The CBRE Student Housing Index shows the average value per bed has increased to £56,600 (RM298,770) in 2012/13 from £50,700 in 2009/10, a rise of nearly 12%. This has been partly due to investments and the development of higher quality purpose-built accommodations in regional towns and cities. Investments in the region have reached £1.5 billion for the second consecutive year with developers, investors and operators seeing growth potential outside London with limited stock available.
The UK student housing market is now viewed as a global haven for international capital. The greatest news in the sector for 2013 has been the agreed sale of over 12,800 beds owned by Opal, previously UK’s third largest student housing operator, while Greystar and Avenue Capital (US), and Campus Living (Australia) have outbid numerous UK operators and other investors.
As a result, the government has acknowledged the importance of the education sector. In 2013, the government has introduced some key policy initiatives to capture the growing demand for higher education in the UK. Among them are no restrictions on certain students, relaxed penalties for over-recruitment and up to 5,000 additional places to be made available and flexibly allocated.

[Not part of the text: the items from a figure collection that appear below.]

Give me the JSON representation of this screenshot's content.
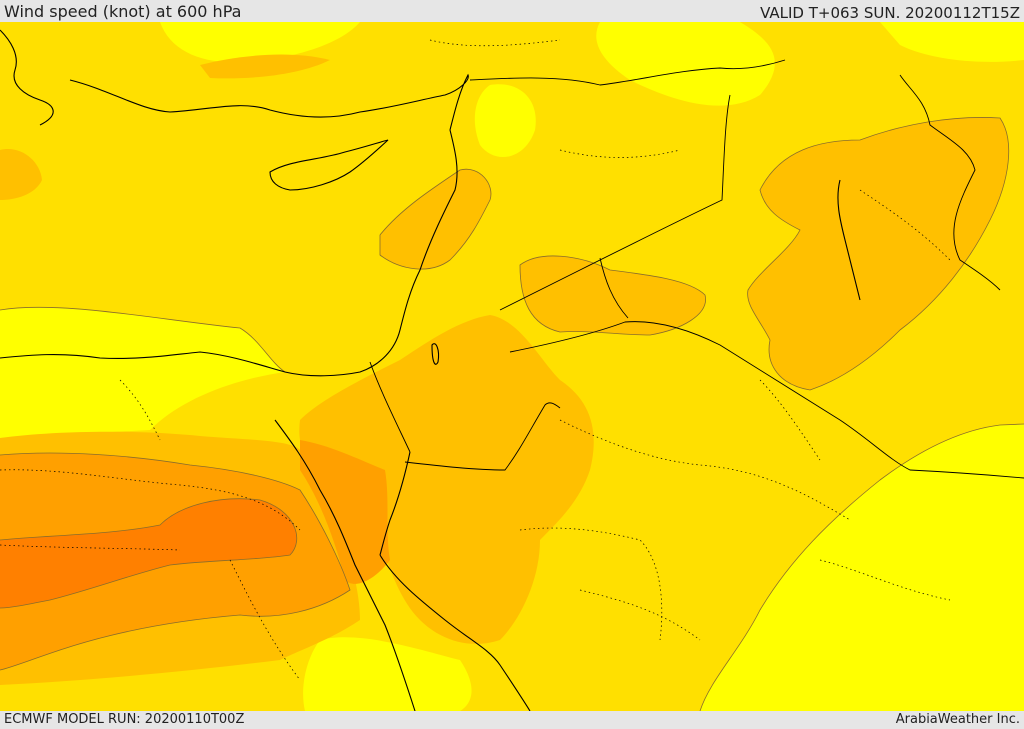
{
  "header": {
    "title": "Wind speed (knot) at 600 hPa",
    "valid_time": "VALID T+063 SUN. 20200112T15Z"
  },
  "footer": {
    "model_run": "ECMWF MODEL RUN: 20200110T00Z",
    "brand": "ArabiaWeather Inc."
  },
  "map": {
    "field": "wind speed",
    "level": "600 hPa",
    "unit": "knot",
    "colors": {
      "band_1": "#ffff00",
      "band_2": "#ffe000",
      "band_3": "#ffc000",
      "band_4": "#ffa000",
      "band_5": "#ff8000",
      "coastline": "#000000",
      "border": "#000000",
      "contour": "#8a6d2b"
    }
  }
}
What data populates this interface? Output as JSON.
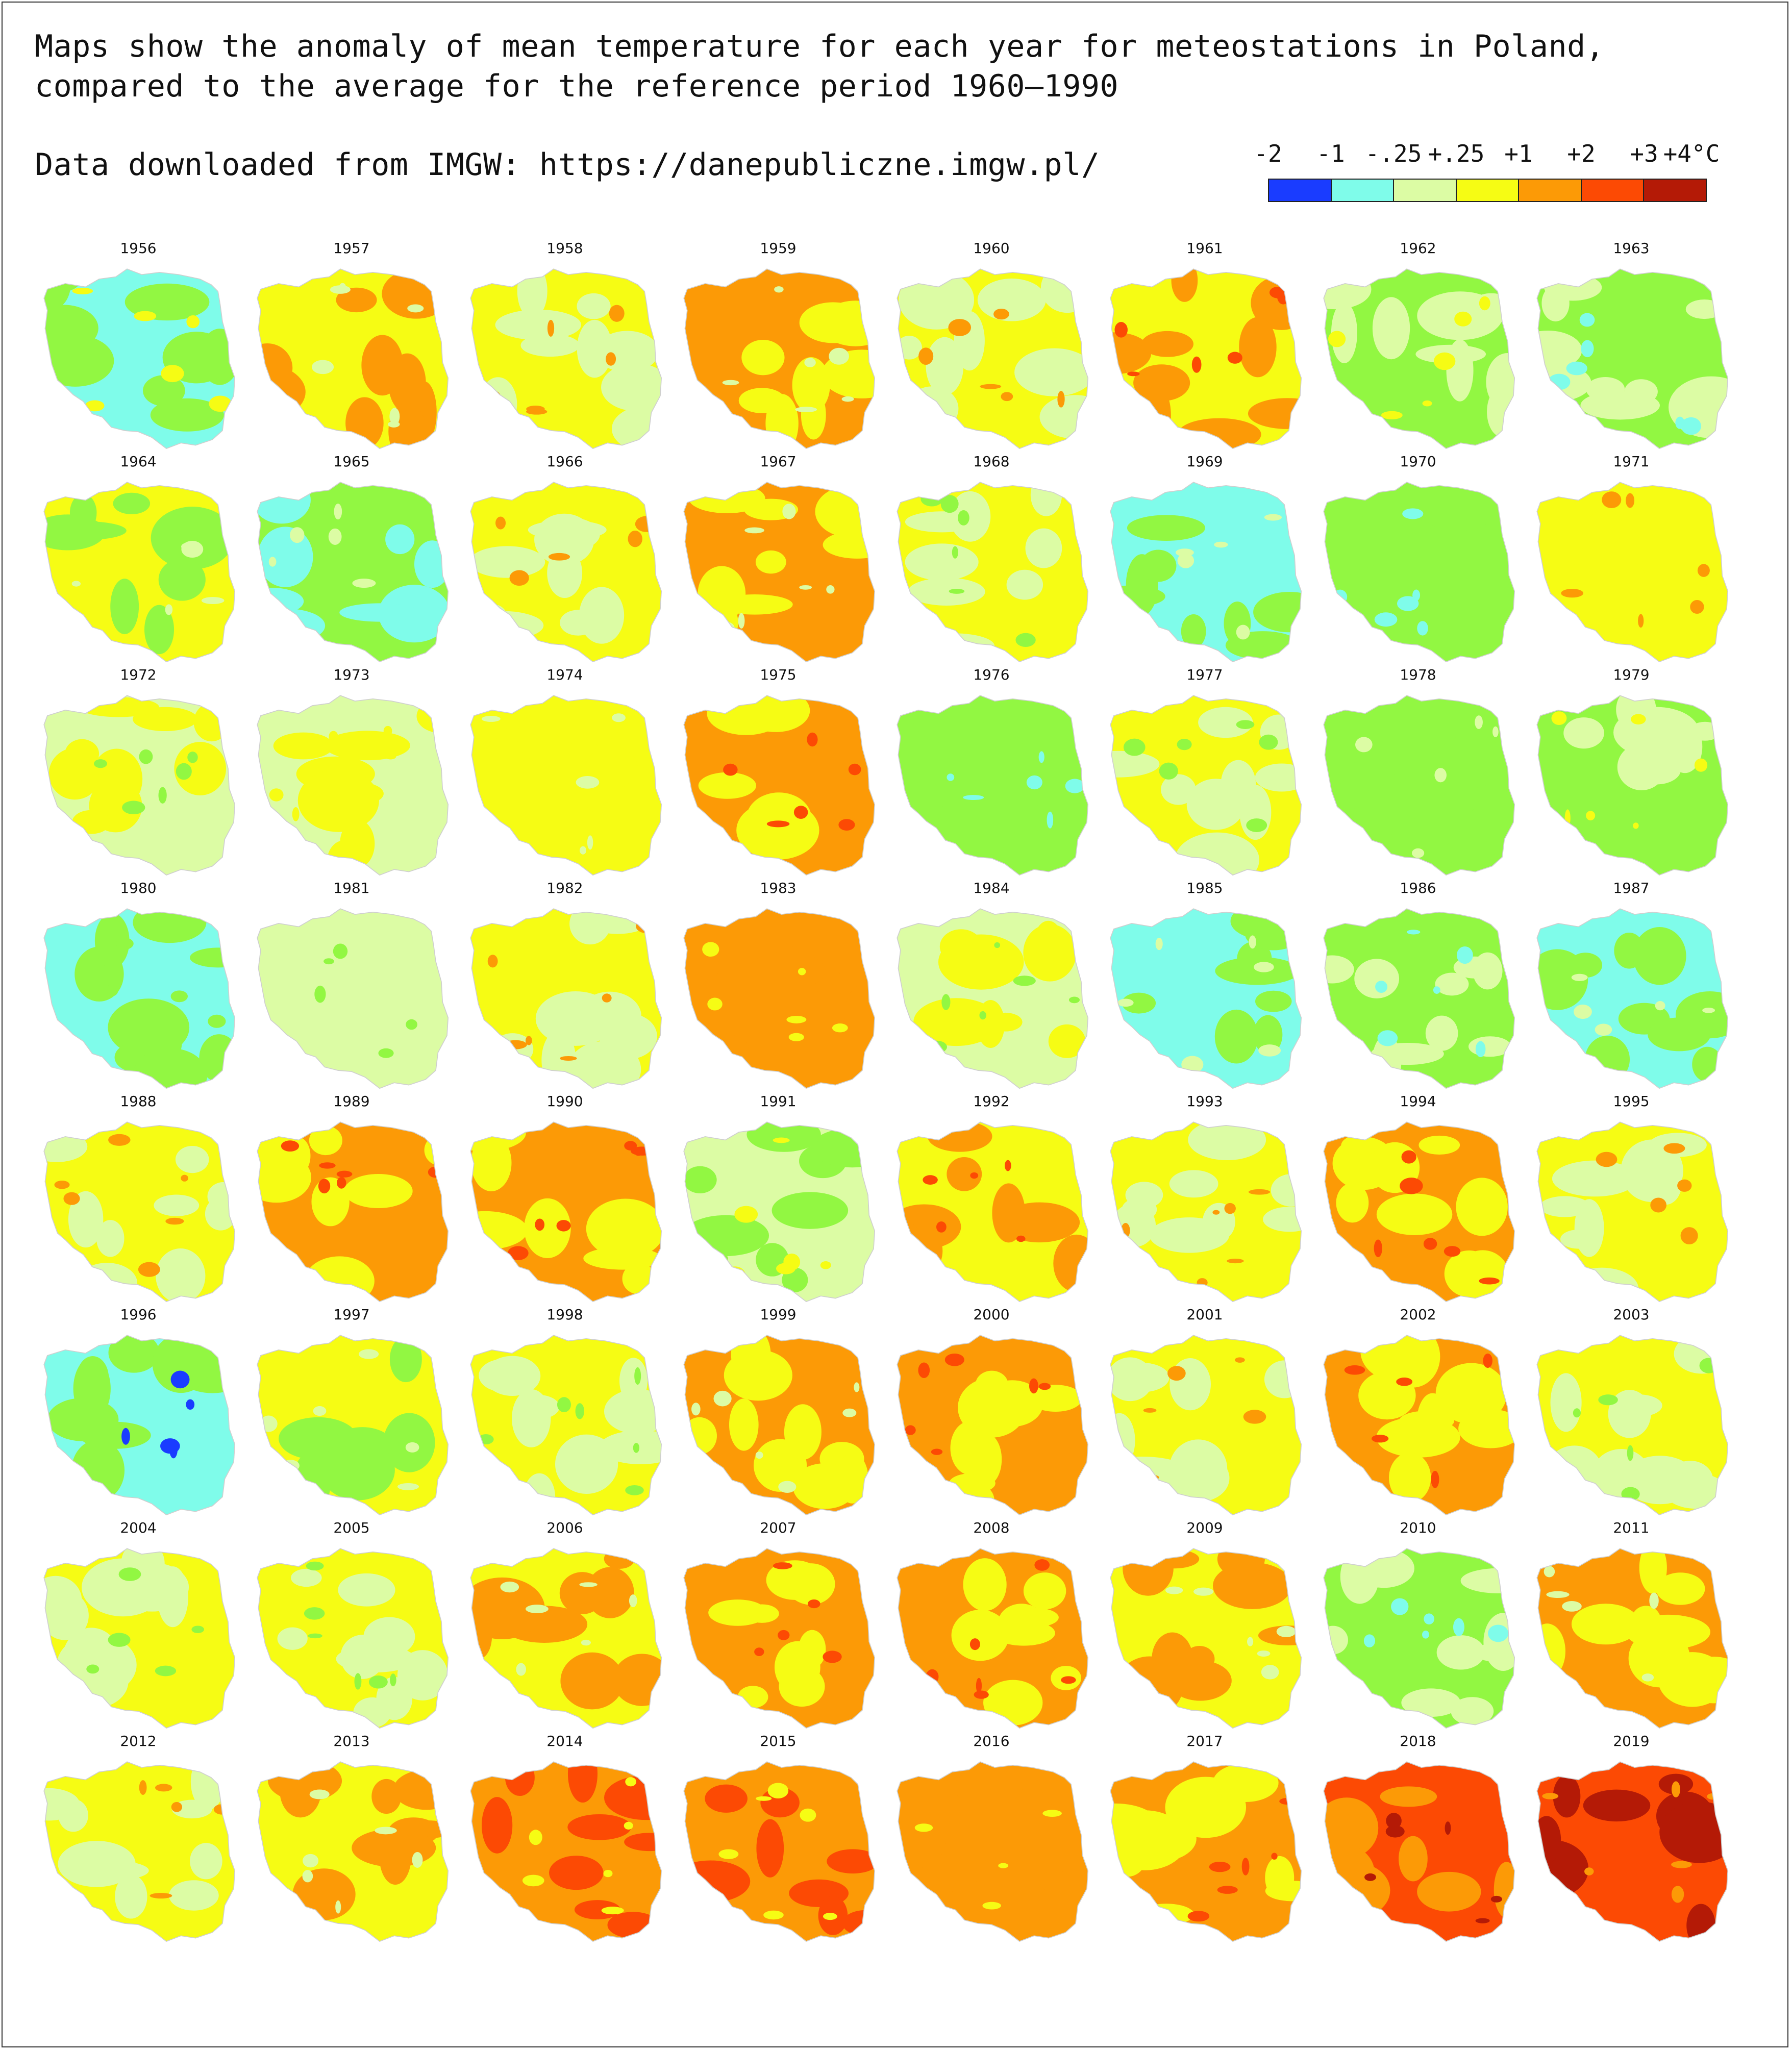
{
  "title_lines": [
    "Maps show the anomaly of mean temperature for each year for meteostations in Poland,",
    "compared to the average for the reference period 1960–1990"
  ],
  "source": "Data downloaded from IMGW: https://danepubliczne.imgw.pl/",
  "legend": {
    "ticks": [
      "-2",
      "-1",
      "-.25",
      "+.25",
      "+1",
      "+2",
      "+3",
      "+4°C"
    ],
    "colors": [
      "#1a3cff",
      "#7ffcea",
      "#dcfca4",
      "#f6fc14",
      "#fc9a06",
      "#fc4a04",
      "#b41a06"
    ]
  },
  "palette": {
    "cyan": "#7ffcea",
    "green": "#92f742",
    "lightgreen": "#dcfca4",
    "yellow": "#f6fc14",
    "orange": "#fc9a06",
    "red": "#fc4a04",
    "darkred": "#b41a06",
    "blue": "#1a3cff"
  },
  "maps": [
    {
      "year": "1956",
      "base": "cyan",
      "secondary": "green",
      "spots": "yellow"
    },
    {
      "year": "1957",
      "base": "yellow",
      "secondary": "orange",
      "spots": "lightgreen"
    },
    {
      "year": "1958",
      "base": "yellow",
      "secondary": "lightgreen",
      "spots": "orange"
    },
    {
      "year": "1959",
      "base": "orange",
      "secondary": "yellow",
      "spots": "lightgreen"
    },
    {
      "year": "1960",
      "base": "yellow",
      "secondary": "lightgreen",
      "spots": "orange"
    },
    {
      "year": "1961",
      "base": "yellow",
      "secondary": "orange",
      "spots": "red"
    },
    {
      "year": "1962",
      "base": "green",
      "secondary": "lightgreen",
      "spots": "yellow"
    },
    {
      "year": "1963",
      "base": "green",
      "secondary": "lightgreen",
      "spots": "cyan"
    },
    {
      "year": "1964",
      "base": "yellow",
      "secondary": "green",
      "spots": "lightgreen"
    },
    {
      "year": "1965",
      "base": "green",
      "secondary": "cyan",
      "spots": "lightgreen"
    },
    {
      "year": "1966",
      "base": "yellow",
      "secondary": "lightgreen",
      "spots": "orange"
    },
    {
      "year": "1967",
      "base": "orange",
      "secondary": "yellow",
      "spots": "lightgreen"
    },
    {
      "year": "1968",
      "base": "yellow",
      "secondary": "lightgreen",
      "spots": "green"
    },
    {
      "year": "1969",
      "base": "cyan",
      "secondary": "green",
      "spots": "lightgreen"
    },
    {
      "year": "1970",
      "base": "green",
      "secondary": "green",
      "spots": "cyan"
    },
    {
      "year": "1971",
      "base": "yellow",
      "secondary": "yellow",
      "spots": "orange"
    },
    {
      "year": "1972",
      "base": "lightgreen",
      "secondary": "yellow",
      "spots": "green"
    },
    {
      "year": "1973",
      "base": "lightgreen",
      "secondary": "yellow",
      "spots": "yellow"
    },
    {
      "year": "1974",
      "base": "yellow",
      "secondary": "yellow",
      "spots": "lightgreen"
    },
    {
      "year": "1975",
      "base": "orange",
      "secondary": "yellow",
      "spots": "red"
    },
    {
      "year": "1976",
      "base": "green",
      "secondary": "green",
      "spots": "cyan"
    },
    {
      "year": "1977",
      "base": "yellow",
      "secondary": "lightgreen",
      "spots": "green"
    },
    {
      "year": "1978",
      "base": "green",
      "secondary": "green",
      "spots": "lightgreen"
    },
    {
      "year": "1979",
      "base": "green",
      "secondary": "lightgreen",
      "spots": "yellow"
    },
    {
      "year": "1980",
      "base": "cyan",
      "secondary": "green",
      "spots": "green"
    },
    {
      "year": "1981",
      "base": "lightgreen",
      "secondary": "lightgreen",
      "spots": "green"
    },
    {
      "year": "1982",
      "base": "yellow",
      "secondary": "lightgreen",
      "spots": "orange"
    },
    {
      "year": "1983",
      "base": "orange",
      "secondary": "orange",
      "spots": "yellow"
    },
    {
      "year": "1984",
      "base": "lightgreen",
      "secondary": "yellow",
      "spots": "green"
    },
    {
      "year": "1985",
      "base": "cyan",
      "secondary": "green",
      "spots": "lightgreen"
    },
    {
      "year": "1986",
      "base": "green",
      "secondary": "lightgreen",
      "spots": "cyan"
    },
    {
      "year": "1987",
      "base": "cyan",
      "secondary": "green",
      "spots": "lightgreen"
    },
    {
      "year": "1988",
      "base": "yellow",
      "secondary": "lightgreen",
      "spots": "orange"
    },
    {
      "year": "1989",
      "base": "orange",
      "secondary": "yellow",
      "spots": "red"
    },
    {
      "year": "1990",
      "base": "orange",
      "secondary": "yellow",
      "spots": "red"
    },
    {
      "year": "1991",
      "base": "lightgreen",
      "secondary": "green",
      "spots": "yellow"
    },
    {
      "year": "1992",
      "base": "yellow",
      "secondary": "orange",
      "spots": "red"
    },
    {
      "year": "1993",
      "base": "yellow",
      "secondary": "lightgreen",
      "spots": "orange"
    },
    {
      "year": "1994",
      "base": "orange",
      "secondary": "yellow",
      "spots": "red"
    },
    {
      "year": "1995",
      "base": "yellow",
      "secondary": "lightgreen",
      "spots": "orange"
    },
    {
      "year": "1996",
      "base": "cyan",
      "secondary": "green",
      "spots": "blue"
    },
    {
      "year": "1997",
      "base": "yellow",
      "secondary": "green",
      "spots": "lightgreen"
    },
    {
      "year": "1998",
      "base": "yellow",
      "secondary": "lightgreen",
      "spots": "green"
    },
    {
      "year": "1999",
      "base": "orange",
      "secondary": "yellow",
      "spots": "lightgreen"
    },
    {
      "year": "2000",
      "base": "orange",
      "secondary": "yellow",
      "spots": "red"
    },
    {
      "year": "2001",
      "base": "yellow",
      "secondary": "lightgreen",
      "spots": "orange"
    },
    {
      "year": "2002",
      "base": "orange",
      "secondary": "yellow",
      "spots": "red"
    },
    {
      "year": "2003",
      "base": "yellow",
      "secondary": "lightgreen",
      "spots": "green"
    },
    {
      "year": "2004",
      "base": "yellow",
      "secondary": "lightgreen",
      "spots": "green"
    },
    {
      "year": "2005",
      "base": "yellow",
      "secondary": "lightgreen",
      "spots": "green"
    },
    {
      "year": "2006",
      "base": "yellow",
      "secondary": "orange",
      "spots": "lightgreen"
    },
    {
      "year": "2007",
      "base": "orange",
      "secondary": "yellow",
      "spots": "red"
    },
    {
      "year": "2008",
      "base": "orange",
      "secondary": "yellow",
      "spots": "red"
    },
    {
      "year": "2009",
      "base": "yellow",
      "secondary": "orange",
      "spots": "lightgreen"
    },
    {
      "year": "2010",
      "base": "green",
      "secondary": "lightgreen",
      "spots": "cyan"
    },
    {
      "year": "2011",
      "base": "orange",
      "secondary": "yellow",
      "spots": "lightgreen"
    },
    {
      "year": "2012",
      "base": "yellow",
      "secondary": "lightgreen",
      "spots": "orange"
    },
    {
      "year": "2013",
      "base": "yellow",
      "secondary": "orange",
      "spots": "lightgreen"
    },
    {
      "year": "2014",
      "base": "orange",
      "secondary": "red",
      "spots": "yellow"
    },
    {
      "year": "2015",
      "base": "orange",
      "secondary": "red",
      "spots": "yellow"
    },
    {
      "year": "2016",
      "base": "orange",
      "secondary": "orange",
      "spots": "yellow"
    },
    {
      "year": "2017",
      "base": "orange",
      "secondary": "yellow",
      "spots": "red"
    },
    {
      "year": "2018",
      "base": "red",
      "secondary": "orange",
      "spots": "darkred"
    },
    {
      "year": "2019",
      "base": "red",
      "secondary": "darkred",
      "spots": "orange"
    }
  ]
}
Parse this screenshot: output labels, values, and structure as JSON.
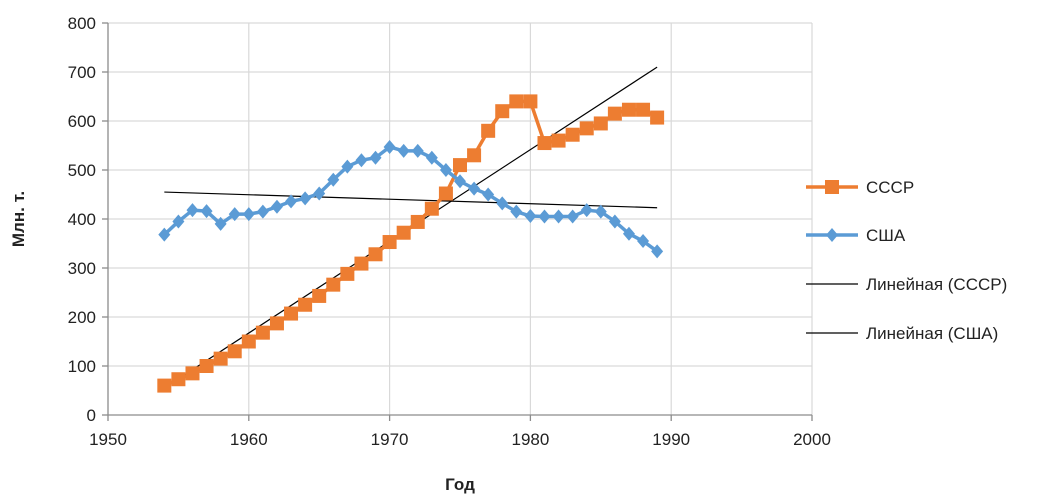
{
  "chart_data": {
    "type": "line",
    "title": "",
    "xlabel": "Год",
    "ylabel": "Млн. т.",
    "xlim": [
      1950,
      2000
    ],
    "ylim": [
      0,
      800
    ],
    "x_ticks": [
      "1950",
      "1960",
      "1970",
      "1980",
      "1990",
      "2000"
    ],
    "y_ticks": [
      "0",
      "100",
      "200",
      "300",
      "400",
      "500",
      "600",
      "700",
      "800"
    ],
    "grid": true,
    "legend_position": "right",
    "series": [
      {
        "name": "СССР",
        "color": "#ED7D31",
        "marker": "square",
        "x": [
          1954,
          1955,
          1956,
          1957,
          1958,
          1959,
          1960,
          1961,
          1962,
          1963,
          1964,
          1965,
          1966,
          1967,
          1968,
          1969,
          1970,
          1971,
          1972,
          1973,
          1974,
          1975,
          1976,
          1977,
          1978,
          1979,
          1980,
          1981,
          1982,
          1983,
          1984,
          1985,
          1986,
          1987,
          1988,
          1989
        ],
        "y": [
          60,
          73,
          85,
          100,
          115,
          130,
          150,
          168,
          187,
          207,
          225,
          243,
          266,
          288,
          309,
          328,
          353,
          372,
          394,
          421,
          452,
          510,
          530,
          580,
          620,
          640,
          640,
          555,
          560,
          572,
          585,
          595,
          615,
          623,
          623,
          607
        ]
      },
      {
        "name": "США",
        "color": "#5B9BD5",
        "marker": "diamond",
        "x": [
          1954,
          1955,
          1956,
          1957,
          1958,
          1959,
          1960,
          1961,
          1962,
          1963,
          1964,
          1965,
          1966,
          1967,
          1968,
          1969,
          1970,
          1971,
          1972,
          1973,
          1974,
          1975,
          1976,
          1977,
          1978,
          1979,
          1980,
          1981,
          1982,
          1983,
          1984,
          1985,
          1986,
          1987,
          1988,
          1989
        ],
        "y": [
          368,
          395,
          418,
          416,
          390,
          410,
          410,
          415,
          425,
          436,
          442,
          452,
          480,
          507,
          520,
          525,
          547,
          539,
          539,
          525,
          500,
          477,
          462,
          450,
          432,
          415,
          406,
          405,
          405,
          405,
          418,
          415,
          395,
          370,
          355,
          334
        ]
      }
    ],
    "trendlines": [
      {
        "name": "Линейная (СССР)",
        "color": "#000000",
        "x": [
          1954,
          1989
        ],
        "y": [
          55,
          710
        ]
      },
      {
        "name": "Линейная (США)",
        "color": "#000000",
        "x": [
          1954,
          1989
        ],
        "y": [
          455,
          423
        ]
      }
    ]
  }
}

Total UK education exports were estimated at £17.5 billion in 2011, making education the fifth largest services export sector in the UK. In 2011 and 2012, overseas students paid an estimated £3.9 billion in tuition fees and a further £6.3 billion in living expenses. The number of international students in UK higher education could grow by 15% to 20% within the next five years.
According to the report, there has never been a better time to bring portfolios or single assets to the market, especially in London where there are so few opportunities to buy.
The report concludes that there has never been better sentiment in the UK student housing sector. — by Haziq Hamid
This article first appeared in The Edge Financial Daily, on December 13, 2013.